三浦按針生誕祭であいさつする杉本会長=東松原町の東海館

 伊東按針会(杉本総一郎会長)は23日、伊東市東松原町の伊東温泉観光・文化施設東海館で第31回「三浦按針生誕祭」を開いた。会員ら約100人が出席し、約400年前、伊東大川(松川)河口で日本初の洋式帆船を建造した英国人ウィリアム・アダムス(日本名・三浦按針)の偉業をたたえた。

 あいさつで杉本会長は「今後も按針の功績をたたえて顕彰していくほか、英国メドウェイ市や按針ゆかりの都市との交流も深めていく」と決意を述べた。小野達也市長は、完成した按針メモリアルパーク・ステージが新しい観光スポットになると喜びつつ、按針ゆかりの都市と一緒に「アダムスを主人公にした大河ドラマの放映を目指して活動していく」と語った。

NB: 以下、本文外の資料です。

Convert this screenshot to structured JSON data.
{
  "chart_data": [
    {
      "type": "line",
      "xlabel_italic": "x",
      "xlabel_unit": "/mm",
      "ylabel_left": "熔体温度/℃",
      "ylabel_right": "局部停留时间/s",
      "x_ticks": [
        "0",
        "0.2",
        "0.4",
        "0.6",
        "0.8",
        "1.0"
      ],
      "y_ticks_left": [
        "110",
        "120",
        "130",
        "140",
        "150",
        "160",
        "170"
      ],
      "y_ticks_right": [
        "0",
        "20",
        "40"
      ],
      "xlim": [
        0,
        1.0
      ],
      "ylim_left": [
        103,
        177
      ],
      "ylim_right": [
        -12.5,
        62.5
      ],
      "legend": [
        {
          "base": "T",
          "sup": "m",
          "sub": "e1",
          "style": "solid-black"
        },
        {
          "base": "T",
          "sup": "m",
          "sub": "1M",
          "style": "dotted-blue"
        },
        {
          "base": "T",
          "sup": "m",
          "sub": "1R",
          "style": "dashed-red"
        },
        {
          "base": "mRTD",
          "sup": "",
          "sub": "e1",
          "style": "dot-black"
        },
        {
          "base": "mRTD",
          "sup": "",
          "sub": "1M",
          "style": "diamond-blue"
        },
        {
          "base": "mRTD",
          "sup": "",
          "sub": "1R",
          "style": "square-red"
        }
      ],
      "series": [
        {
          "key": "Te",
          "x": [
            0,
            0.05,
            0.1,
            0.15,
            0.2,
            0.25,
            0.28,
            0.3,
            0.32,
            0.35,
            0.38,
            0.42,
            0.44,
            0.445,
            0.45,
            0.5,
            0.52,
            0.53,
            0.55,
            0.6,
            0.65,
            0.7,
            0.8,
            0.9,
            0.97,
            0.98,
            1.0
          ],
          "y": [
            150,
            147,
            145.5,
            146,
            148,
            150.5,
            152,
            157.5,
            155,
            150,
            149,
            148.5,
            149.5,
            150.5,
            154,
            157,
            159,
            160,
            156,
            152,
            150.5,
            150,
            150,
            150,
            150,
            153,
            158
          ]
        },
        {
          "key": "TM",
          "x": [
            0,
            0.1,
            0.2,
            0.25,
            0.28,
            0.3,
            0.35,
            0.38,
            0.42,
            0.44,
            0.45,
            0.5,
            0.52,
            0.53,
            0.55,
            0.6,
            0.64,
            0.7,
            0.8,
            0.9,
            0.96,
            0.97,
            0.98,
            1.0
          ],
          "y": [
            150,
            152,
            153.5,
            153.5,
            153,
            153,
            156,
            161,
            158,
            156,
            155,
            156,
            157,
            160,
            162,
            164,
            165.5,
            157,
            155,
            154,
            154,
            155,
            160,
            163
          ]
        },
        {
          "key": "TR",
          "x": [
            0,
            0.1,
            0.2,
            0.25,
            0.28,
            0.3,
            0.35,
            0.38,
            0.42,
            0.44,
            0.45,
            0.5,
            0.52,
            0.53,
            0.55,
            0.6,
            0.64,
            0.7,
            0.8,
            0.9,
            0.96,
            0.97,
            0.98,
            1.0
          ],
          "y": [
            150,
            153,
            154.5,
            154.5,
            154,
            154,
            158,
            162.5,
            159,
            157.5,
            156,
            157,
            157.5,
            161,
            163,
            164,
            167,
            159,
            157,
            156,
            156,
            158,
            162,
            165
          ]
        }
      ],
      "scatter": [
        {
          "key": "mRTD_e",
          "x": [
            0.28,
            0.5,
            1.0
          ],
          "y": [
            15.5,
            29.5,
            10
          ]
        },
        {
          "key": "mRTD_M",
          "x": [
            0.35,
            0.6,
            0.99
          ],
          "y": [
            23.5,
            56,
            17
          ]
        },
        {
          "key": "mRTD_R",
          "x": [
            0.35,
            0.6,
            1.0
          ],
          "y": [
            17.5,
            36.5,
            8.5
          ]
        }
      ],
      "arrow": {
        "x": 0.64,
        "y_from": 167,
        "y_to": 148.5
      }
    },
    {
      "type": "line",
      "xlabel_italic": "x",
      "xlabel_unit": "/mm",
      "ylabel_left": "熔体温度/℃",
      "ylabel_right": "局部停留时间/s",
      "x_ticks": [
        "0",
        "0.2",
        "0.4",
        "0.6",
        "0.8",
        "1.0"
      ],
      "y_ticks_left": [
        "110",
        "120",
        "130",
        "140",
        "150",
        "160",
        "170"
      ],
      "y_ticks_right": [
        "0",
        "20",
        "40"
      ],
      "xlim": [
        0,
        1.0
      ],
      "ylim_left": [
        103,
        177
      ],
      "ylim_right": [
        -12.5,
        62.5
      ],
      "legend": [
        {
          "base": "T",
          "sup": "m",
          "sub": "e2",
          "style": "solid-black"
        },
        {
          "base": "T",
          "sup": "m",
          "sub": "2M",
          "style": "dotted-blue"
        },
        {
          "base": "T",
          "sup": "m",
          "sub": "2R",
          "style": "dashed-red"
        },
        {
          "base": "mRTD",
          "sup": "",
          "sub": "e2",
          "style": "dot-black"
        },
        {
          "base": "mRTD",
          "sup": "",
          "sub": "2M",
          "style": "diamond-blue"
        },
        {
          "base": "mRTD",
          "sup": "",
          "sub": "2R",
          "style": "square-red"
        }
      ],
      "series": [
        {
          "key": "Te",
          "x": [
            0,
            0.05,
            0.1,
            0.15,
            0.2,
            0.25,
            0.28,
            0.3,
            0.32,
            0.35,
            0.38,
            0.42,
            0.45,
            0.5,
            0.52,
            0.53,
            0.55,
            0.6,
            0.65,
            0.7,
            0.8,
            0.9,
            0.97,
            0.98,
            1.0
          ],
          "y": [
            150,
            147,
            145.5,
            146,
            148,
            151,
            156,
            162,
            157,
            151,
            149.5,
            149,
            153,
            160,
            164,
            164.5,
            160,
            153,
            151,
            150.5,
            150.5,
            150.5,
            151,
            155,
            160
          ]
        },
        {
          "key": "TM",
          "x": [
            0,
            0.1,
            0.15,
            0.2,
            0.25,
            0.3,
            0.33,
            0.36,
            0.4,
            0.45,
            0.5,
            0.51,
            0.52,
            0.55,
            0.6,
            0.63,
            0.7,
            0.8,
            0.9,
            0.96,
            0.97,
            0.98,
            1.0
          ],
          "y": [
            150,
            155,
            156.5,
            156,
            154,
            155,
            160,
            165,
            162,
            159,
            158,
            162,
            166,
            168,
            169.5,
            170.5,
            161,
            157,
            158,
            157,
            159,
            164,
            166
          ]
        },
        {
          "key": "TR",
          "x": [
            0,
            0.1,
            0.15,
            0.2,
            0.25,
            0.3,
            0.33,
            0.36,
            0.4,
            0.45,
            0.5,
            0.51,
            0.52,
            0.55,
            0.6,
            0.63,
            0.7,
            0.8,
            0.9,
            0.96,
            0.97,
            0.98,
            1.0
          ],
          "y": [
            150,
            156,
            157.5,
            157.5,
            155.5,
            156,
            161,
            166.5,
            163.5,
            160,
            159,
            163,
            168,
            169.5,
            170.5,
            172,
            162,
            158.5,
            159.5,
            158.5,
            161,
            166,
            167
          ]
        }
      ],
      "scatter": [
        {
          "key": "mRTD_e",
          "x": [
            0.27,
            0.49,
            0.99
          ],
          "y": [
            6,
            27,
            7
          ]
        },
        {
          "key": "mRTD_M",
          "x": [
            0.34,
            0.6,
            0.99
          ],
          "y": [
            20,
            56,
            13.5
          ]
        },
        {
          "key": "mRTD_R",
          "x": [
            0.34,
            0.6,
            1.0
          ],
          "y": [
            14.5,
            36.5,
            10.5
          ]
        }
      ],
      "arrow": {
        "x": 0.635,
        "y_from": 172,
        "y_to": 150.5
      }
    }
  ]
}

 生誕祭は2部構成で行われ、礼拝、献花などの第1部に続き、第2部はアダムス吹奏楽団、少年少女合唱団の演奏と伊東大田楽が披露された。アダムスが洗礼を受けた教会の壁や屋根の石も飾られた。会場は按針メモリアルパークの予定だったが、強風のため東海館に変更された。

 按針は1564年英国メドウェイ市生まれで、造船や航海術を学んでオランダの東洋遠征隊に参加し、日本に漂着した。その後、徳川家康の命を受け、松川河口で2隻の洋式帆船を建造した。同会は按針の顕彰活動に取り組む市民有志の集まり。